Abaküs Yazılım
Ankara Bölge Adliye Mahkemesi 20. Hukuk Dairesi
Esas No: 2020/331
Karar No: 2021/1404
Karar Tarihi: 04.11.2021

BAM Hukuk Mahkemeleri Ankara Bölge Adliye Mahkemesi 20. Hukuk Dairesi 2020/331 Esas 2021/1404 Karar Sayılı İlamı

T.C. ANKARA BÖLGE ADLİYE MAHKEMESİ 20. HUKUK DAİRESİ
....
T.C.
ANKARA
BÖLGE ADLİYE MAHKEMESİ
20.HUKUK DAİRESİ
....
T Ü R K M İ L L E T İ A D I N A
K A R A R

....

İNCELENEN KARARIN
MAHKEMESİ : ANKARA 2. FİKRİ VE SINAÎ HAKLAR HUKUK
MAHKEMESİ
TARİHİ : 19/12/2019
NUMARASI ......

DAVANIN KONUSU :... Kararının İptali, Marka Hükümsüzlüğü

Taraflar arasında görülen davada Ankara 2. Fikri ve Sınaî Haklar Hukuk Mahkemesi’nce verilen 19/12/2019 tarih ve...... sayılı kararın Dairemizce incelenmesi davacı vekili tarafından istenmiş ve istinaf dilekçesinin süresi içinde verildiği anlaşılmış olmakla, dosya içerisindeki dilekçe, layihalar, duruşma tutanakları ve tüm belgeler okunup, incelendikten sonra işin gereği görüşülüp, düşünüldü:

TARAFLARIN İDDİA VE SAVUNMALARININ ÖZETİ : Davacı vekili, müvekkili Şirket adına tescilli "..." asıl unsurlu tanınmış markaların bulunduğunu, davalı gerçek kişinin ise "....... ibareli marka başvurusunu yaptığını,....... numarasını alan başvuruya müvekkilince yapılan itirazın önce ... sonrasında ise ... tarafından reddedildiğini, oysa dava konusu başvuru ile müvekkili markaları arasında ayniyet derecesinde benzerlik olduğunu, markaların karıştırılması ihtimalinin son derece yüksek bulunduğunu, tescili halinde dava konusu markanın müvekkilinin seri markalarından biri olarak algılanacağını, müvekkilinin uzun senelerdir tekstil başta olmak üzere birçok sektörde hizmet sunduğunu, anılan sektörde "..." ibareli markalarının tüketiciler nezdinde maruf ve meşhur hale geldiğini, bu nedenle de başvurunun reddinin gerektiğini, davalının, müvekkili markalarının tanınmışlığından faydalanmak amacıyla dava konusu başvuruyu kötü niyetli olarak yaptığını ileri sürerek, ...... sayılı kararının iptaline,...... sayılı markanın hükümsüzlüğü ile sicilden terkinine karar verilmesini talep ve dava etmiştir.
Davalı ... vekili, Kurum kararının usul ve yasaya uygun olduğunu, dava konusu başvuru ile davacının itirazına mesnet markalar arasında iltibasa yol açacak düzeyde benzerlik bulunmadığını savunarak, davanın reddini istemiştir.
Davalı ... ... vekili, müvekkiline ait marka ile davacıya ait markanın benzer olmadığını, herhangi bir iltibas, yanıltıcı algı gibi bir hususun dava konusu olayda ileri sürülemeyeceğini, müvekkilinin söz konusu markanın tescilinde herhangi bir iltibas ya da karışıklığa meydan verme kastının olmadığını, dolayısıyla kötü niyetli olmadığını, itirazda bulunan tarafın kötü niyetli olduğunu savunarak, davanın reddini istemiştir.
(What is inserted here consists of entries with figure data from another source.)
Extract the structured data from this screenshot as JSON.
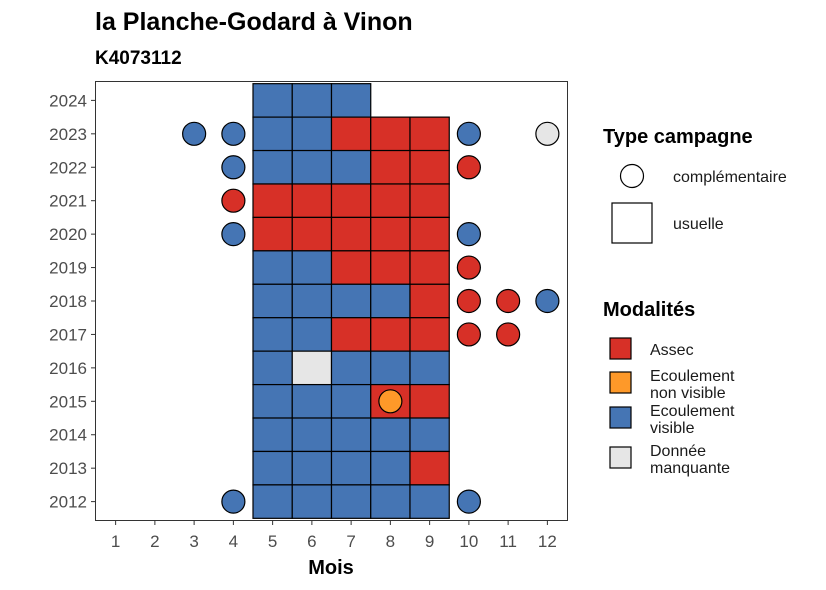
{
  "chart_data": {
    "type": "heatmap",
    "title": "la Planche-Godard à Vinon",
    "subtitle": "K4073112",
    "xlabel": "Mois",
    "ylabel": "",
    "x_ticks": [
      "1",
      "2",
      "3",
      "4",
      "5",
      "6",
      "7",
      "8",
      "9",
      "10",
      "11",
      "12"
    ],
    "y_ticks": [
      "2012",
      "2013",
      "2014",
      "2015",
      "2016",
      "2017",
      "2018",
      "2019",
      "2020",
      "2021",
      "2022",
      "2023",
      "2024"
    ],
    "xlim": [
      0.5,
      12.5
    ],
    "ylim": [
      2011.45,
      2024.55
    ],
    "grid": false,
    "modalites": {
      "A": {
        "label": "Assec",
        "color": "#d73027"
      },
      "N": {
        "label": "Ecoulement\nnon visible",
        "color": "#fe9929"
      },
      "V": {
        "label": "Ecoulement\nvisible",
        "color": "#4575b4"
      },
      "M": {
        "label": "Donnée\nmanquante",
        "color": "#e6e6e6"
      }
    },
    "usuelle": [
      {
        "year": 2024,
        "months": [
          5,
          6,
          7
        ],
        "values": [
          "V",
          "V",
          "V"
        ]
      },
      {
        "year": 2023,
        "months": [
          5,
          6,
          7,
          8,
          9
        ],
        "values": [
          "V",
          "V",
          "A",
          "A",
          "A"
        ]
      },
      {
        "year": 2022,
        "months": [
          5,
          6,
          7,
          8,
          9
        ],
        "values": [
          "V",
          "V",
          "V",
          "A",
          "A"
        ]
      },
      {
        "year": 2021,
        "months": [
          5,
          6,
          7,
          8,
          9
        ],
        "values": [
          "A",
          "A",
          "A",
          "A",
          "A"
        ]
      },
      {
        "year": 2020,
        "months": [
          5,
          6,
          7,
          8,
          9
        ],
        "values": [
          "A",
          "A",
          "A",
          "A",
          "A"
        ]
      },
      {
        "year": 2019,
        "months": [
          5,
          6,
          7,
          8,
          9
        ],
        "values": [
          "V",
          "V",
          "A",
          "A",
          "A"
        ]
      },
      {
        "year": 2018,
        "months": [
          5,
          6,
          7,
          8,
          9
        ],
        "values": [
          "V",
          "V",
          "V",
          "V",
          "A"
        ]
      },
      {
        "year": 2017,
        "months": [
          5,
          6,
          7,
          8,
          9
        ],
        "values": [
          "V",
          "V",
          "A",
          "A",
          "A"
        ]
      },
      {
        "year": 2016,
        "months": [
          5,
          6,
          7,
          8,
          9
        ],
        "values": [
          "V",
          "M",
          "V",
          "V",
          "V"
        ]
      },
      {
        "year": 2015,
        "months": [
          5,
          6,
          7,
          8,
          9
        ],
        "values": [
          "V",
          "V",
          "V",
          "A",
          "A"
        ]
      },
      {
        "year": 2014,
        "months": [
          5,
          6,
          7,
          8,
          9
        ],
        "values": [
          "V",
          "V",
          "V",
          "V",
          "V"
        ]
      },
      {
        "year": 2013,
        "months": [
          5,
          6,
          7,
          8,
          9
        ],
        "values": [
          "V",
          "V",
          "V",
          "V",
          "A"
        ]
      },
      {
        "year": 2012,
        "months": [
          5,
          6,
          7,
          8,
          9
        ],
        "values": [
          "V",
          "V",
          "V",
          "V",
          "V"
        ]
      }
    ],
    "complementaire": [
      {
        "year": 2023,
        "month": 3,
        "value": "V"
      },
      {
        "year": 2023,
        "month": 4,
        "value": "V"
      },
      {
        "year": 2023,
        "month": 10,
        "value": "V"
      },
      {
        "year": 2023,
        "month": 12,
        "value": "M"
      },
      {
        "year": 2022,
        "month": 4,
        "value": "V"
      },
      {
        "year": 2022,
        "month": 10,
        "value": "A"
      },
      {
        "year": 2021,
        "month": 4,
        "value": "A"
      },
      {
        "year": 2020,
        "month": 4,
        "value": "V"
      },
      {
        "year": 2020,
        "month": 10,
        "value": "V"
      },
      {
        "year": 2019,
        "month": 10,
        "value": "A"
      },
      {
        "year": 2018,
        "month": 10,
        "value": "A"
      },
      {
        "year": 2018,
        "month": 11,
        "value": "A"
      },
      {
        "year": 2018,
        "month": 12,
        "value": "V"
      },
      {
        "year": 2017,
        "month": 10,
        "value": "A"
      },
      {
        "year": 2017,
        "month": 11,
        "value": "A"
      },
      {
        "year": 2015,
        "month": 8,
        "value": "N"
      },
      {
        "year": 2012,
        "month": 4,
        "value": "V"
      },
      {
        "year": 2012,
        "month": 10,
        "value": "V"
      }
    ],
    "legend": {
      "type_title": "Type campagne",
      "type_items": [
        "complémentaire",
        "usuelle"
      ],
      "modalites_title": "Modalités",
      "modalites_order": [
        "A",
        "N",
        "V",
        "M"
      ],
      "placement": "right"
    }
  }
}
İLK DERECE MAHKEMESİ KARARININ ÖZETİ: Mahkemece, dava konusu ....... sayılı marka ile davacı markaları arasında karıştırılma ihtimali bulunmadığı, dava konusu marka ile davacı markaları arasında karıştırılma ihtimali bulunmaması nedeniyle, dava konusu markanın, davacı markasının tanınmışlığından haksız bir yarar sağlamayacağı, markanın itibarına zarar vermeyeceği veya ayırt edici karakterini zedelemeyeceği, kötü niyetin ispat edilemediği, ..... sayılı davalı markasının hükümsüzlük ve terkin şartlarının oluşmadığı, ... kararının yerinde olduğu gerekçesiyle davanın reddine karar verilmiştir.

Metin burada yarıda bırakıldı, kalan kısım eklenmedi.